What are your views regarding truancy fines for non attendance? Truancy is a word that conjures up images of kids staying up late, drinking and playing on computer games. Do parents really ignore that or do they try to do something about it?  Sometimes, of course, truancy occurs because of serious, motivated reasons. So, how much of this is the parent’s responsibility? You can take the horse to water, but you can’t make it drink! You could take the child to school, and if of a certain age, he or she may not stay there the whole day. Truancy often involves children leaving school without permission.

Does the parent pay for this? Apparently if they don’t, it gets taken out of the child’s benefit money. The papers are full of debates on this topic. Here it is outlined:

David Cameron will announce shortly a new policy that parents who refuse to pay truancy fines when their children are missing school will end up having their child benefit docked. The Prime Minister has said that he is determined to tackle the harm that truancy does to a child’s chances in life. He is also due to announce new powers for parents to be able to demand childcare at their child’s school. Giving the parents’ rights to demand breakfast clubs, after school clubs and holiday care, in an attempt to accommodate those parents who want to work longer hours.

Childcare providers including childminders will also be able to request the use of school sites out of hours to host their services. The “right to request” policy means that schools must provide childcare themselves if asked to by groups or parents.

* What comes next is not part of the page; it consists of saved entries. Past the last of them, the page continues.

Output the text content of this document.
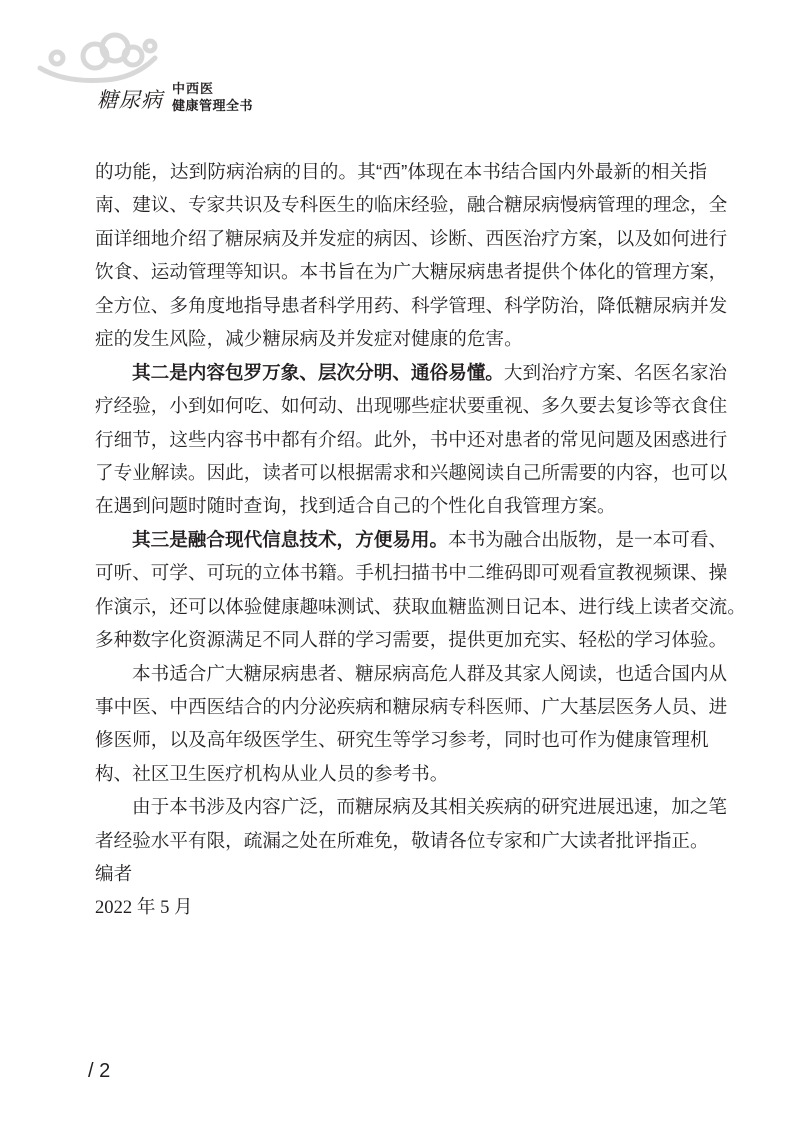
糖尿病 中西医
健康管理全书
的功能，达到防病治病的目的。其“西”体现在本书结合国内外最新的相关指
南、建议、专家共识及专科医生的临床经验，融合糖尿病慢病管理的理念，全
面详细地介绍了糖尿病及并发症的病因、诊断、西医治疗方案，以及如何进行
饮食、运动管理等知识。本书旨在为广大糖尿病患者提供个体化的管理方案，
全方位、多角度地指导患者科学用药、科学管理、科学防治，降低糖尿病并发
症的发生风险，减少糖尿病及并发症对健康的危害。
其二是内容包罗万象、层次分明、通俗易懂。大到治疗方案、名医名家治
疗经验，小到如何吃、如何动、出现哪些症状要重视、多久要去复诊等衣食住
行细节，这些内容书中都有介绍。此外，书中还对患者的常见问题及困惑进行
了专业解读。因此，读者可以根据需求和兴趣阅读自己所需要的内容，也可以
在遇到问题时随时查询，找到适合自己的个性化自我管理方案。
其三是融合现代信息技术，方便易用。本书为融合出版物，是一本可看、
可听、可学、可玩的立体书籍。手机扫描书中二维码即可观看宣教视频课、操
作演示，还可以体验健康趣味测试、获取血糖监测日记本、进行线上读者交流。
多种数字化资源满足不同人群的学习需要，提供更加充实、轻松的学习体验。
本书适合广大糖尿病患者、糖尿病高危人群及其家人阅读，也适合国内从
事中医、中西医结合的内分泌疾病和糖尿病专科医师、广大基层医务人员、进
修医师，以及高年级医学生、研究生等学习参考，同时也可作为健康管理机
构、社区卫生医疗机构从业人员的参考书。
由于本书涉及内容广泛，而糖尿病及其相关疾病的研究进展迅速，加之笔
者经验水平有限，疏漏之处在所难免，敬请各位专家和广大读者批评指正。
编者
2022 年 5 月
/ 2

This requirement will apply to all maintained primary schools and all new academies and free schools. Trials of the extended hours of free supervision for pre-school children will begin in selected areas in September 2016 then the scheme will be extended the year after. This scheme is set to make sure children get the best start in life.

Up until now parents of children who have been truanting school have been fined £60 which rises to £120 if they had not paid the charge within 21 days, however there has been a poor rate of compliance with these rules since introduced in 2012. In the first year, 60 per cent of parents paid the fine straight away, but 10,000 failed to do so which is a significant amount. 7,800 of these parents were taken to court and on average the fines were £165. However the new measures will mean that families who refuse to pay these truancy fines and are also in receipt of child benefit will automatically have their benefit docked after 28 days to cover the outstanding fine.

This method has been thought to relieve the time and effort spent by local authorities trying to retrieve these payments through the courts. However councils will still have to use the courts to extract fines from families who do not receive child benefit.

Absence from classes and truancy have been shown to have a damaging impact on children’s school performances. Government statistics show that out of the  amount of  pupils with no absence at Key Stage 3, 44 per cent of them achieve the English baccalaureate in time.

That figure falls to 32% among pupils who have missed 14 days of class during their GCSE course and drops to 16.4 per cent for those who miss up to 28 days.